Similarity Tool

Users can input any word into the Similarity Tool in Visualizing Russian to generate lists and graphs of similar words. Similarity is determined by the word embedding vectors (embedding vectors are numerical vector representations of words, usually created by parsing huge amounts of text and analyzing words in their sentence context). The distance between vectors can be computed using different distance metrics, and I used cosine similarity here.

The tool gives two options for generating similar words. The first is LSH (Locality Sensitive Hashing), which is an algorithmic technique that hashes similar input items into the same "buckets" with high probability. It is a type of "near-neighbor" search, which finds approximate near neighbors of vectors, so it is not always 100% correct. However, it is fast! Most LSH queries for the Similarity Tool take less than one second.
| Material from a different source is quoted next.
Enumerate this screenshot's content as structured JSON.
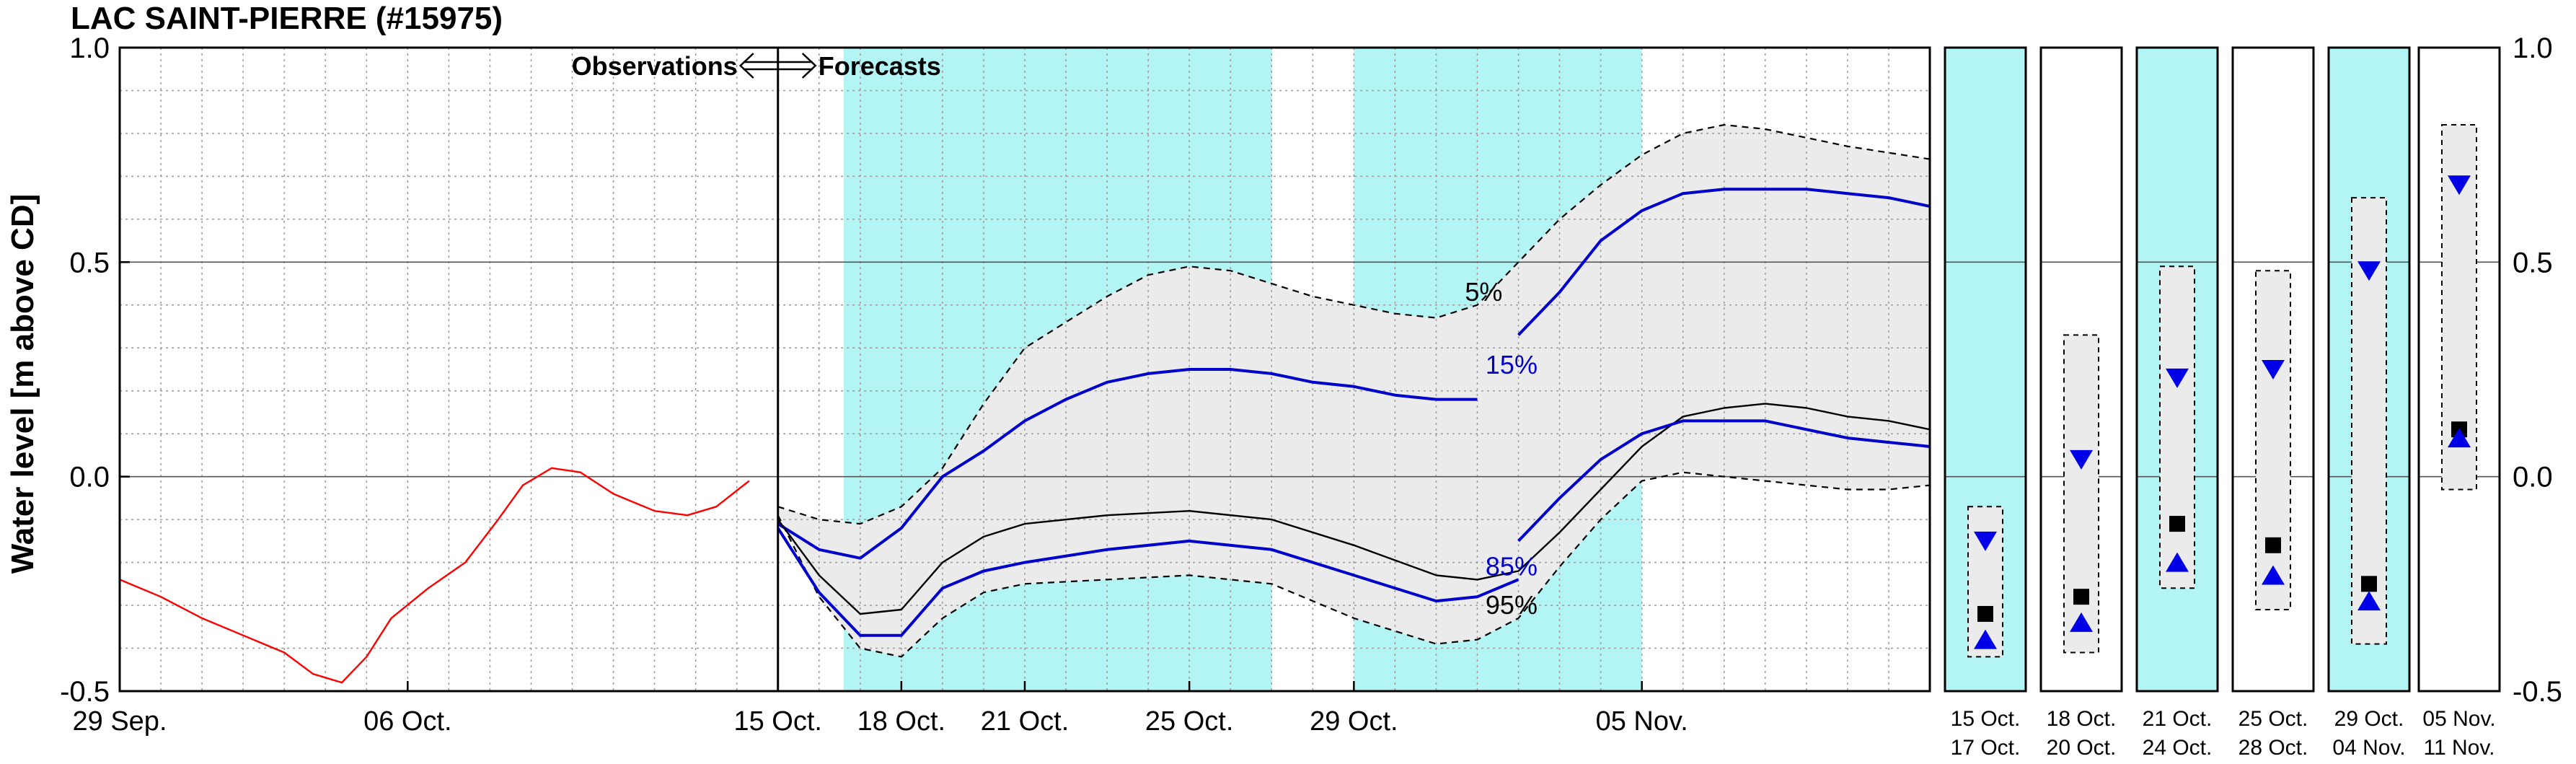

The other option for generating similar words is the brute force method which simply loops over all of the words in the dictionary and compares the target word with each search word. Because there are thousands and thousands of words in the dictionary, this takes longer, usually more than ten seconds for the Similarity Tool. However, it is 100% accurate based on the data and will always return the same list of similar words, so this can be helpful for experimental purposes.

The Similarity Tool can be helpful for language learners who want to learn related words in the vocabulary. For example, a search on the word "football" will return other sports terms, like different games and sports (hockey, basketball, golf, chess), words pertinent to the game of football/soccer (match, box, stadium), and words associated with sports in general (sport, games, to play, championship). This tool is also potentially of interest to researchers looking at contextual word usage and synonyms in Russian.

You can try the live tool on the Visualizing Russian website.

Demo of the Similarity Tool on the word "university" (universitet/университет). The ranked list of similar word (forms) is on the left. On the right a graph of similar word vectors. The 300-dimension vectors are squished down to 2-dimensions using principal component analysis.

Below: Panning a rectangular on the graph allows a user to zoom in on a certain section of the graph. In this area, we see several of the words similar to university, such as academia, education, apply, graduated, student, college, etc. The two dots off to the right say Cambridge and Oxford.